Innocent répondit à cette lettre la même année, peut-être aussi par Germain et Cassien, mais cela est fort incertain. Nous ne savons plus rien depuis ce temps-là touchant Germain, ni non plus ce que devint Cassien depuis son arrivée à Rome, en 405. Les uns ont cru qu’il y resta jusqu’à ce qu’elle fut prise par Alaric, roi des Goths, et que de là il se retira à Marseille. D’autres le font retourner à son monastère de Bethléem, d’où, ce monastère ayant été détruit par les barbares, il passa, en l’an 416, dans la Gaule Narbonnaise. Il faut convenir que c’est ici un vide dans son histoire, qu’on ne saurait remplir par aucun fait qui soit prouvé. Ce qui conste certainement, c’est que Cassien se retira à Marseille, soit peu après l’an 405, soit seulement après l’an 415, et qu’il y fonda deux monastères, l’un d’hommes et l’autre de filles. Le premier est l’abbaye de Saint-Victor ; le second est, selon le père Guesnai, celui de Vcaune, détruit depuis plusieurs siècles, ou, selon les MM. de Sainte-Marthe, celui de Saint-Sauveur, appelé autrefois de Saint-Cyriaque.
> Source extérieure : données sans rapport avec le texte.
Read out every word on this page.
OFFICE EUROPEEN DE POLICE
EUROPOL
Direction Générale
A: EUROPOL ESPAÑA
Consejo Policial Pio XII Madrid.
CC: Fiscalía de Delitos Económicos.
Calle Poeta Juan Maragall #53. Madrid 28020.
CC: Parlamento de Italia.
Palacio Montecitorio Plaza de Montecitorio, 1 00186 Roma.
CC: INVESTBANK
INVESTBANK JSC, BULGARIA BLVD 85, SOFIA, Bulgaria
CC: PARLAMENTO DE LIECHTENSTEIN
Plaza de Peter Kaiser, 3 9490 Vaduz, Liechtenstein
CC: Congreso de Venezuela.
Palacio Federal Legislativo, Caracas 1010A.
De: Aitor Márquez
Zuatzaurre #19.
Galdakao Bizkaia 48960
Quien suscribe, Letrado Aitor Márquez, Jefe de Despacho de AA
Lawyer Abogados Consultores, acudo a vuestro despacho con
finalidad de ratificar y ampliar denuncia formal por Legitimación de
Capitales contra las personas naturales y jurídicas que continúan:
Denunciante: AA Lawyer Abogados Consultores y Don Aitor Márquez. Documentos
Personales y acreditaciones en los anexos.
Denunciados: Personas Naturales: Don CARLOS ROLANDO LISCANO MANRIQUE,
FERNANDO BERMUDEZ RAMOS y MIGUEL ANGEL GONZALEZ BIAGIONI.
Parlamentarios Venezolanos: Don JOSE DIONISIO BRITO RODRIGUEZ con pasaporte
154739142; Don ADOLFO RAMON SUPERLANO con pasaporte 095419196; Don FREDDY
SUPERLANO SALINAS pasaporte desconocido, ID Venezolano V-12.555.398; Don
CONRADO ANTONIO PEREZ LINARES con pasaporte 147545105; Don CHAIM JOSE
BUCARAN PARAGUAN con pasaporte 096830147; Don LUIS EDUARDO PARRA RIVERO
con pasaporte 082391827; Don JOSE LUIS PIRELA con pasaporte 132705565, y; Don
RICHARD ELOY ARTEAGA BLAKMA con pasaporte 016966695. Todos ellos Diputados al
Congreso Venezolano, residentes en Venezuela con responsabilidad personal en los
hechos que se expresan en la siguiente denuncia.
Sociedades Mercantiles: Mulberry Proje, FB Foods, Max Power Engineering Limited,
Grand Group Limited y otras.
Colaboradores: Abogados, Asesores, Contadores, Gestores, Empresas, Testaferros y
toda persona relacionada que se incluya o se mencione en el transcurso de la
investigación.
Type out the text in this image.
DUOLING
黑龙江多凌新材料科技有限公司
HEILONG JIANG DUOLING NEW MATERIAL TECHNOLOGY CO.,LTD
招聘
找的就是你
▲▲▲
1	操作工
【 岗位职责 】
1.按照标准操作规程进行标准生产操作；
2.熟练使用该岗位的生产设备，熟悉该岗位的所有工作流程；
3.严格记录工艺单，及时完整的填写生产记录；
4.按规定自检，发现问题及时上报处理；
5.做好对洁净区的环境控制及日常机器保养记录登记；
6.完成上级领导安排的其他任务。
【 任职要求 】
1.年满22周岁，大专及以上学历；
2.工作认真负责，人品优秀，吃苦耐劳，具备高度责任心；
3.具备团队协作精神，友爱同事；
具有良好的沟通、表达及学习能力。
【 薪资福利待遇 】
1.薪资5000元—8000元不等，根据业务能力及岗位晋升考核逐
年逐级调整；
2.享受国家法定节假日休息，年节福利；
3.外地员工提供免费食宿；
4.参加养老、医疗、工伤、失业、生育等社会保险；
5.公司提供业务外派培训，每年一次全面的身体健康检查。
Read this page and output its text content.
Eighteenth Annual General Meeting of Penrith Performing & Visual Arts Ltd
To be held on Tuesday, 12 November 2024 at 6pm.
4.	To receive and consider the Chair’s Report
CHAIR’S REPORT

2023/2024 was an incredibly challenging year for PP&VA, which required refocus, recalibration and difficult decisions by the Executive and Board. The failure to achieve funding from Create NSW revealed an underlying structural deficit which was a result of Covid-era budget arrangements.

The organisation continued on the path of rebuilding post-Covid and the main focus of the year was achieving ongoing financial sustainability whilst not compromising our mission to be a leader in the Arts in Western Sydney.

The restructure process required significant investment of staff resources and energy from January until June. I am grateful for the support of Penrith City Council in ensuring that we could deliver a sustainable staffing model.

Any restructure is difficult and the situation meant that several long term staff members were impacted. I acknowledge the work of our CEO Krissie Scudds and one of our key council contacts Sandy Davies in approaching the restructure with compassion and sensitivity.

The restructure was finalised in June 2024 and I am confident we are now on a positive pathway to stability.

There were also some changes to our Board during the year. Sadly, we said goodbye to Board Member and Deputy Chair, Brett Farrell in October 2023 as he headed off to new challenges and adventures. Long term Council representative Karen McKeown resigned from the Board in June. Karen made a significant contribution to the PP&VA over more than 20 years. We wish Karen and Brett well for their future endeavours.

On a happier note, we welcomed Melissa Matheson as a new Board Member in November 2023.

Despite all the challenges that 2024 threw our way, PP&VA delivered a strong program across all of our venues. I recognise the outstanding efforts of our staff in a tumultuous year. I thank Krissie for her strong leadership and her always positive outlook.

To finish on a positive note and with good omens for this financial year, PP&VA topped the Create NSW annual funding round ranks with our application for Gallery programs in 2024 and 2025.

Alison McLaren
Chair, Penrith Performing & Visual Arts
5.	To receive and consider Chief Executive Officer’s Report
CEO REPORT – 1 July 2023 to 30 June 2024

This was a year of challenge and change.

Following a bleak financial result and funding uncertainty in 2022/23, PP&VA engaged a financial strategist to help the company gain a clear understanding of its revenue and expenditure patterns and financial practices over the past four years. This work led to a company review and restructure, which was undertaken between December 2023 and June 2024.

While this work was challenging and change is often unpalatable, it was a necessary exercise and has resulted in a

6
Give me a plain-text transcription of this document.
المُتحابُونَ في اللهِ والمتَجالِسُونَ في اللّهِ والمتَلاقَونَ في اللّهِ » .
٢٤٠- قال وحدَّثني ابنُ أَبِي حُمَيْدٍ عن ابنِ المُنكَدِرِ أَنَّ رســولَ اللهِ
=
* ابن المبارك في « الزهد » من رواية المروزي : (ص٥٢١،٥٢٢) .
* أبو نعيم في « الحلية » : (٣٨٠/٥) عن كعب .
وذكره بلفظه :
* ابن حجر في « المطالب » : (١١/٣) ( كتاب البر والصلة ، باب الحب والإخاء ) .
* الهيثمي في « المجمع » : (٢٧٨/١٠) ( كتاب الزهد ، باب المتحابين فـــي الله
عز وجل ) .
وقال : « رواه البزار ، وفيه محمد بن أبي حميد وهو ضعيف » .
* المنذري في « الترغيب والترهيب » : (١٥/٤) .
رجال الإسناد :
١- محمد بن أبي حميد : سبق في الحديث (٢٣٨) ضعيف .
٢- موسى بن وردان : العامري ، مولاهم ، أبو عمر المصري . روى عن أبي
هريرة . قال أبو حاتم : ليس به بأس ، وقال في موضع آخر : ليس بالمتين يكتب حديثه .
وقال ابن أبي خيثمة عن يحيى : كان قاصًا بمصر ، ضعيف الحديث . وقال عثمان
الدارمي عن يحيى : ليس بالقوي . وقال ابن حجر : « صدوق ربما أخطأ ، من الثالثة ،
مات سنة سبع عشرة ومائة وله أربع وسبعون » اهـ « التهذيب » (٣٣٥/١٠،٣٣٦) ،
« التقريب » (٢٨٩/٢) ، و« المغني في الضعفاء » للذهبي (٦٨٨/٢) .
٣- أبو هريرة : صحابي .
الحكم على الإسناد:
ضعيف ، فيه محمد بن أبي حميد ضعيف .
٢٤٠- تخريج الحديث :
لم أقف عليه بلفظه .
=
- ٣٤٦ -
Castor, évêque d’Apt, qui avait établi un monastère dans le voisinage de sa ville épiscopale, voulant donner aux moines qu’il y avait assemblés une règle qu’ils pussent suivre uniformément, s’adressa à lui pour savoir la discipline qu’il avait vu pratiquer aux solitaires de Palestine et d’Égypte, et qu’il faisait observer lui-même dans son monastère de Marseille ; ce qui nous a procuré ses institutions monastiques et ses conférences, par lesquelles il nous apprend les usages et la doctrine spirituelle de ces grands maîtres de la vie religieuse.